I've always been conservative with my hairstyles and have never had my hair cut this short before. So everyone, of course, has noticed the change.
There was one time it was almost this short, long ago when I was 16, and my father told me it was a sure sign of evil rebellion. To back up his opinion, he pointed out that a female friend had recently cut her long hair short right about the same time that she cheated on her husband. Whatever! I never believed that line of thinking, but nevertheless, the males in my life have always preferred longer hair. (I can't write here what my H threatened to do if I cut it short.) I guess now I have made a statement that the males in my life will no longer dictate my personal choices. Or at least that's where I thought my motivations laid. Until...
I was staring at myself in the mirror and it dawned on me that I had just made my hair look like my T's! Its a darker auburn than her reddish hair, but definitely a similar cut and color.

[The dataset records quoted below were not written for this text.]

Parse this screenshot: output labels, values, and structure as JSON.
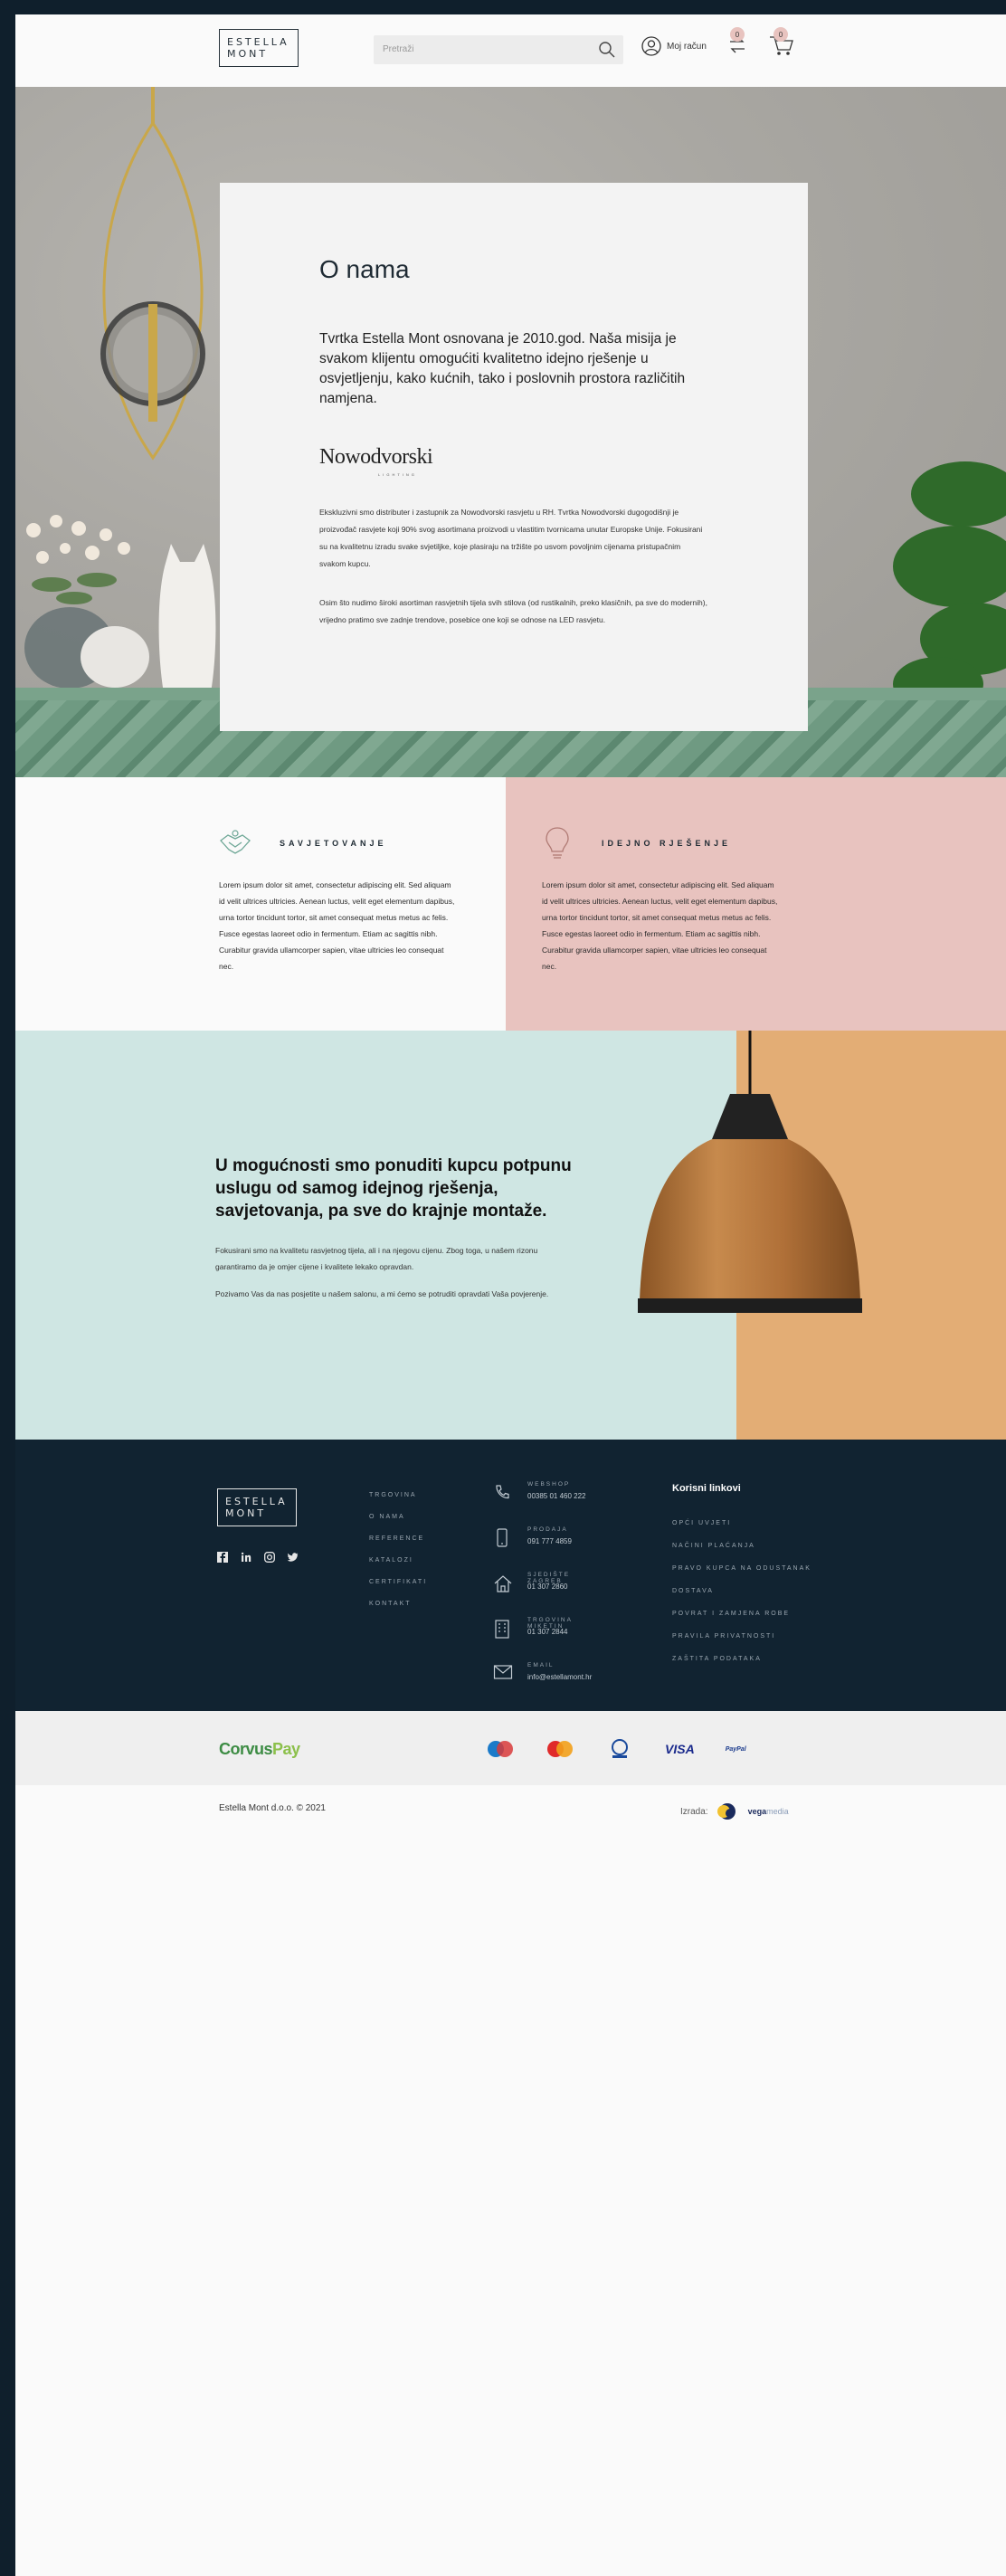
{
  "header": {
    "logo_line1": "ESTELLA",
    "logo_line2": "MONT",
    "search_placeholder": "Pretraži",
    "account_label": "Moj račun",
    "compare_count": "0",
    "cart_count": "0"
  },
  "about": {
    "title": "O nama",
    "lead": "Tvrtka Estella Mont osnovana je 2010.god. Naša misija je svakom klijentu omogućiti kvalitetno idejno rješenje u osvjetljenju, kako kućnih, tako i poslovnih prostora različitih namjena.",
    "brand_name": "Nowodvorski",
    "brand_sub": "LIGHTING",
    "paragraph1": "Ekskluzivni smo distributer i zastupnik za Nowodvorski rasvjetu u RH. Tvrtka Nowodvorski dugogodišnji je proizvođač rasvjete koji 90% svog asortimana proizvodi u vlastitim tvornicama unutar Europske Unije. Fokusirani su na kvalitetnu izradu svake svjetiljke, koje plasiraju na tržište po usvom povoljnim cijenama pristupačnim svakom kupcu.",
    "paragraph2": "Osim što nudimo široki asortiman rasvjetnih tijela svih stilova (od rustikalnih, preko klasičnih, pa sve do modernih), vrijedno pratimo sve zadnje trendove, posebice one koji se odnose na LED rasvjetu."
  },
  "services": [
    {
      "title": "SAVJETOVANJE",
      "icon": "handshake-icon",
      "text": "Lorem ipsum dolor sit amet, consectetur adipiscing elit. Sed aliquam id velit ultrices ultricies. Aenean luctus, velit eget elementum dapibus, urna tortor tincidunt tortor, sit amet consequat metus metus ac felis. Fusce egestas laoreet odio in fermentum. Etiam ac sagittis nibh. Curabitur gravida ullamcorper sapien, vitae ultricies leo consequat nec."
    },
    {
      "title": "IDEJNO RJEŠENJE",
      "icon": "lightbulb-icon",
      "text": "Lorem ipsum dolor sit amet, consectetur adipiscing elit. Sed aliquam id velit ultrices ultricies. Aenean luctus, velit eget elementum dapibus, urna tortor tincidunt tortor, sit amet consequat metus metus ac felis. Fusce egestas laoreet odio in fermentum. Etiam ac sagittis nibh. Curabitur gravida ullamcorper sapien, vitae ultricies leo consequat nec."
    }
  ],
  "promo": {
    "heading": "U mogućnosti smo ponuditi kupcu potpunu uslugu od samog idejnog rješenja, savjetovanja, pa sve do krajnje montaže.",
    "text1": "Fokusirani smo na kvalitetu rasvjetnog tijela, ali i na njegovu cijenu. Zbog toga, u našem rizonu garantiramo da je omjer cijene i kvalitete lekako opravdan.",
    "text2": "Pozivamo Vas da nas posjetite u našem salonu, a mi ćemo se potruditi opravdati Vaša povjerenje."
  },
  "footer": {
    "logo_line1": "ESTELLA",
    "logo_line2": "MONT",
    "nav": [
      "TRGOVINA",
      "O NAMA",
      "REFERENCE",
      "KATALOZI",
      "CERTIFIKATI",
      "KONTAKT"
    ],
    "contacts": [
      {
        "icon": "phone-icon",
        "label": "WEBSHOP",
        "value": "00385 01 460 222"
      },
      {
        "icon": "mobile-icon",
        "label": "PRODAJA",
        "value": "091 777 4859"
      },
      {
        "icon": "home-icon",
        "label": "SJEDIŠTE ZAGREB",
        "value": "01 307 2860"
      },
      {
        "icon": "building-icon",
        "label": "TRGOVINA MIKETIN",
        "value": "01 307 2844"
      },
      {
        "icon": "mail-icon",
        "label": "EMAIL",
        "value": "info@estellamont.hr"
      }
    ],
    "links_title": "Korisni linkovi",
    "links": [
      "OPĆI UVJETI",
      "NAČINI PLAĆANJA",
      "PRAVO KUPCA NA ODUSTANAK",
      "DOSTAVA",
      "POVRAT I ZAMJENA ROBE",
      "PRAVILA PRIVATNOSTI",
      "ZAŠTITA PODATAKA"
    ]
  },
  "payment": {
    "provider": "Corvus",
    "provider_suffix": "Pay",
    "visa": "VISA",
    "paypal": "PayPal"
  },
  "bottom": {
    "copyright": "Estella Mont d.o.o. © 2021",
    "made_by": "Izrada:",
    "agency": "vega",
    "agency_suffix": "media"
  }
}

I knew I had an appointment the next day and started to panic. Should I wear a hat to cover it? Then I realized I really couldn't wear a hat every single time I came. Sooner or later she was going to have to see it. So I just went "as is" and sure enough, when I walked through the door, both she and the secretary's jaws dropped. They actually didn't know what to say. I was so embarrassed that now she would really think I was a freak even more than she already did due to the internet searching, because now I was trying to look like her double! (well, actually that is impossible because I could never be as thin as she is)
The thing is, I didn't consciously think about trying to look like my T when I was with the hairdresser and choosing my new hairstyle. It wasn't deliberate. But try convincing her of that, right?
I've noticed that since the haircut, T likes to bring up "separation-individuation" a lot.